While the rest of the world was fretting over Sarah Palin’s 6-year-old son using the family dog as a step stool so he could reach the sink to do the dishes, I was like, “Whoa. How do you get a kid to do dishes?”
My next thought was “Wonder if I could layer all four of my cats in a tower of pliable fur in order to reach the shelf in my bedroom closet?”
One looked at me as if he could read my mind. His response is unprintable in a family newspaper.
So here’s the thing: I’m no fan of Palin (but then y’all knew that), but I’m a huge fan of kids doing housework of any kind, even if it means they have to build a flippin’ tower of dogs to reach those leaf-choked gutters.
I’m no fan of dogs either (but then y’all knew that). I often have to explain that I don’t “hate” dogs; I just don’t get them. This doesn’t mean, as some rude humans have implied, that I “have no soul” or “must’ve been dropped on my head at birth” or “don’t understand the symbiotic purity of unconditional love from a heart unmarred by life’s cruelty and an unfair world.”
Especially that last.
So when the world paused from its New Year’s resolutions to re-embrace cardio workouts and go to church to tsk-tsk over Palin’s admittedly clueless decision to post a photo of her son, Trig, standing on the family black lab to get closer to the dishes in the sink, I found myself in a horrifying predicament. I didn’t necessarily feel outraged and, worse still, I didn’t think Palin’s first response to critics (essentially, the dog will move it if needs to) was “tie a rock to her and see if she sinks” levels of witch. (Of course, she later must’ve borrowed the dog to use as a soap box because she went off on a nonsensical rant once she got her second wind – so OK, where’s that rock?)
While I don’t speak dog, some of my closest friends are besotted with them.

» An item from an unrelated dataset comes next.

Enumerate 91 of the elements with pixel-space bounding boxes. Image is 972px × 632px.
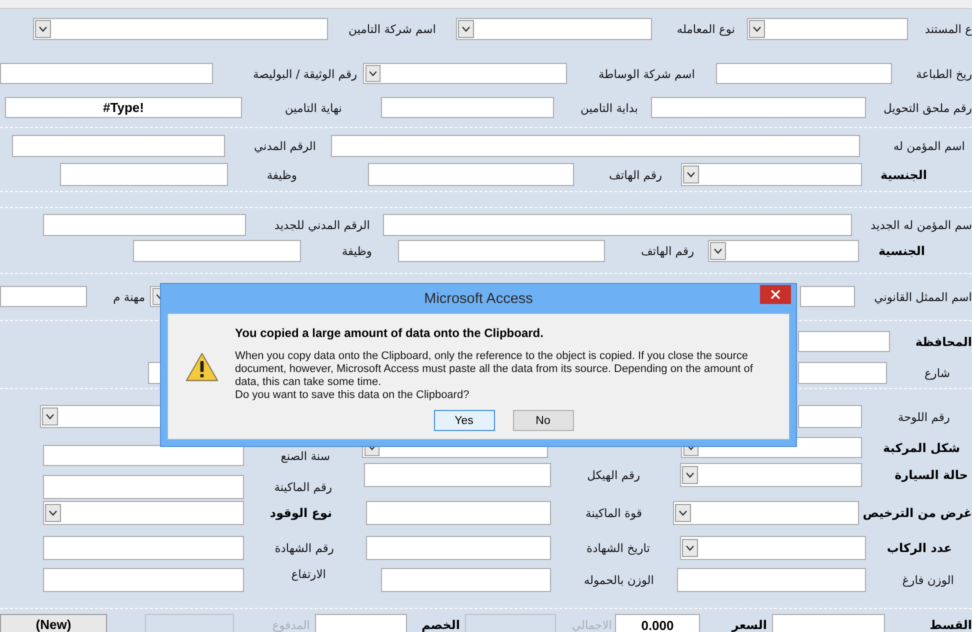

From what I can tell, dogs are fairly able to let you know if they don’t like something, such as being subbed in as a step stool at the kitchen sink. When they were Trig’s age, my niece and nephew often used their golden retriever to rest their weary noggins on for long naps.
It’s rather a disservice to a breed that is particularly bright, from what I’m told, to think that it isn’t smart enough to move if it’s uncomfortable.
PETA, an animal rights organization known for its zany sense of humor, immediately condemned the dog-as-step stool photo without once mentioning the true miracle that a kid was voluntarily doing chores using the tools at hand.
I don’t expect to ever, EVER agree with Sarah Palin about anything again, so let’s just pretend that, like the time I ate chitlins because I thought they were macaroni, it never happened.